CHINCOTEAGUE, Va. (WFXR) — Spring is here and along Virginia’s eastern shore people are feeling flat, as in flat like a flounder. That is because the tasty fish have moved inshore making them easier to catch. The season has been going strong for a few weeks and should extend into mid-June.

“Flounder fishing has been awesome,” said Jimmy Vasiliou manager of Captain Steve’s Bait and Tackle in Chincoteague. “This has been one of the best years we’ve had.”

Jimmy Vasiliou of Captain Steve’s Bait and Tackle shows a variety of flounder rigs (Photo: George Noleff)

Flounder can be taken from shore or from a boat. The setup is pretty simple. Anglers usually drift or bottom-fish a weighted flounder rig. That is a baited hook with some sort of flash or spinner attached. The rig is then tipped with a minnow, squid piece, or Gulp. Sometimes a combination of two or three of those baits is used.

In places like Chincoteague or Wachapreague, flounder fishing is part of the way of life.

Captain Matt Mason measures a flounder caught aboard Marshland Charters (Photo: George Noleff)

“The water is a good living,” said Captain Matt Mason of Marshland Charters. “I’ve been doing this for 23 years; we started this business, Marshland Charters. It’s probably what I’ll do until the day they put me in a box.”

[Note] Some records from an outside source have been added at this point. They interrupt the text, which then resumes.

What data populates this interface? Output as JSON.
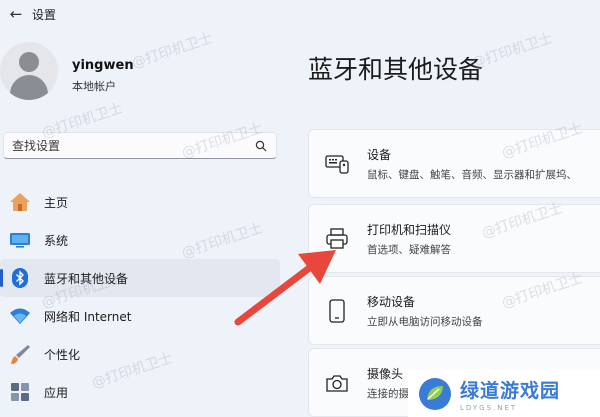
{
  "window": {
    "title": "设置"
  },
  "profile": {
    "name": "yingwen",
    "account_type": "本地帐户"
  },
  "search": {
    "placeholder": "查找设置"
  },
  "nav": {
    "items": [
      {
        "label": "主页",
        "icon": "home-icon"
      },
      {
        "label": "系统",
        "icon": "system-icon"
      },
      {
        "label": "蓝牙和其他设备",
        "icon": "bluetooth-icon",
        "active": true
      },
      {
        "label": "网络和 Internet",
        "icon": "wifi-icon"
      },
      {
        "label": "个性化",
        "icon": "brush-icon"
      },
      {
        "label": "应用",
        "icon": "apps-icon"
      }
    ]
  },
  "main": {
    "title": "蓝牙和其他设备",
    "cards": [
      {
        "title": "设备",
        "desc": "鼠标、键盘、触笔、音频、显示器和扩展坞、",
        "icon": "devices-icon"
      },
      {
        "title": "打印机和扫描仪",
        "desc": "首选项、疑难解答",
        "icon": "printer-icon"
      },
      {
        "title": "移动设备",
        "desc": "立即从电脑访问移动设备",
        "icon": "phone-icon"
      },
      {
        "title": "摄像头",
        "desc": "连接的摄像头、默认设置",
        "icon": "camera-icon"
      }
    ]
  },
  "watermark": {
    "text": "@打印机卫士"
  },
  "site_logo": {
    "name": "绿道游戏园",
    "url": "LDYGS.NET"
  },
  "colors": {
    "accent": "#1f5fc7",
    "arrow": "#e8473b",
    "background": "#eef2f9"
  }
}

Mason took us out one day in late April. Within minutes we were drifting and had hooked up with a flounder.

The typical trip costs $75 per person and includes gear, bait, and fish cleaning.

“Nice fish!” Mason exclaimed as he netted the feisty flatfish and put it in the cooler. “The minimum size is 16 inches, and you can keep four.”

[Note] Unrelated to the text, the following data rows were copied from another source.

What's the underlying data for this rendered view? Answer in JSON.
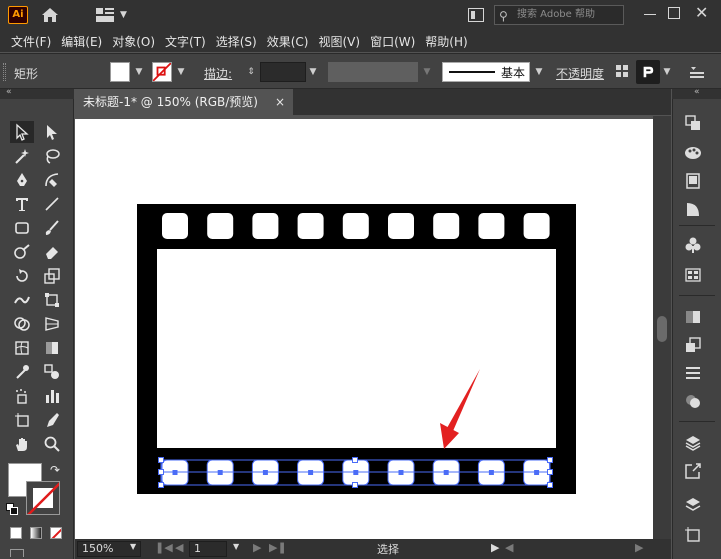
{
  "app": {
    "logo_text": "Ai",
    "search_placeholder": "搜索 Adobe 帮助"
  },
  "menu": [
    "文件(F)",
    "编辑(E)",
    "对象(O)",
    "文字(T)",
    "选择(S)",
    "效果(C)",
    "视图(V)",
    "窗口(W)",
    "帮助(H)"
  ],
  "control_bar": {
    "shape_label": "矩形",
    "stroke_label": "描边",
    "stroke_style_label": "基本",
    "opacity_label": "不透明度",
    "fill_color": "#ffffff"
  },
  "document": {
    "tab_title": "未标题-1* @ 150% (RGB/预览)",
    "close_glyph": "×"
  },
  "status": {
    "zoom": "150%",
    "page": "1",
    "mode": "选择"
  },
  "film": {
    "frame_color": "#000000",
    "hole_color": "#ffffff",
    "selection_color": "#4a6cf7",
    "arrow_color": "#e32121",
    "top_holes": 9,
    "bottom_holes": 9
  }
}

During that four-hour trip, we boated about 20 fish including 10 keepers. The biggest, what is often referred to as a doormat, measured nearly two feet long and weighed close to five pounds.

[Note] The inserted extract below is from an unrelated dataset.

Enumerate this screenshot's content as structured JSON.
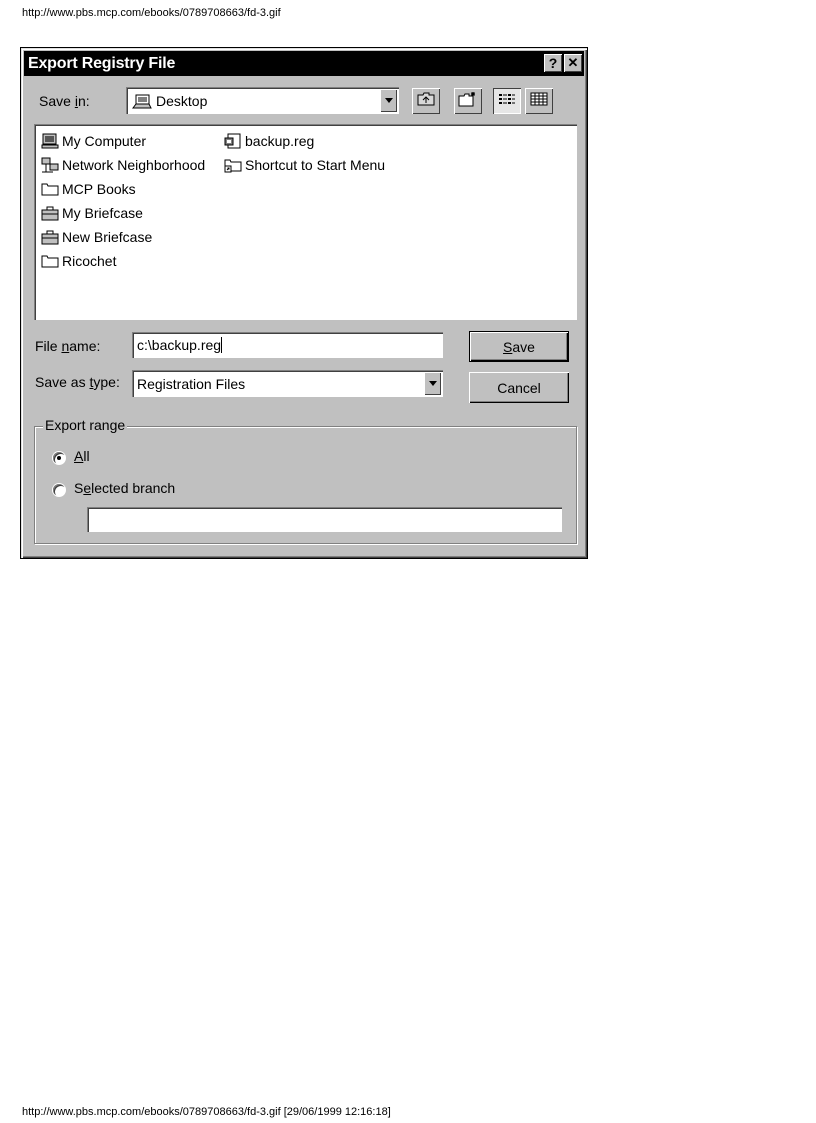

Captain Matt Mason with a hefty Chincoteague flounder (Photo: George Noleff)

“It was a good day,” said Ron Clark, a Maryland resident who made the trip to fish with Mason.

And, that is exactly what Mason wants to hear: “I enjoy it, I enjoy watching people have fun and catch fish. It makes it an enjoyable day of working for me.”

As a reminder, the flounder seasons in Virginia and neighboring Maryland are open year-round. Four fish may be kept in both states with a minimum size of 16 inches. In neighboring North Carolina the season is usually limited to the late summer or fall. It will be announced later this year.

A fried flounder fillet (Photo: George Noleff)

The tasty fish can be prepared in a variety of ways, but perhaps our favorite way is simply fried. The recipe is below:

Simply Fried Flounder

1 Pound Flounder Fillets

1 Cup All-Purpose Flour

2 Eggs, Beaten

1 Teaspoon Seasoning Salt

1 Lemon

1 Tablespoon Butter

1 Tablespoon Vegetable Oil

Heat the oil and butter in a large skillet over medium heat. Dredge fillets in flour, dip in egg, then dredge in flour again. Carefully place the fillets in the heated oil and fry for three minutes per side or until each side is golden brown. Squeeze lemon juice on the fillets. Salt and pepper to taste. Serve with sliced lemon, tartar sauce, or hot sauce.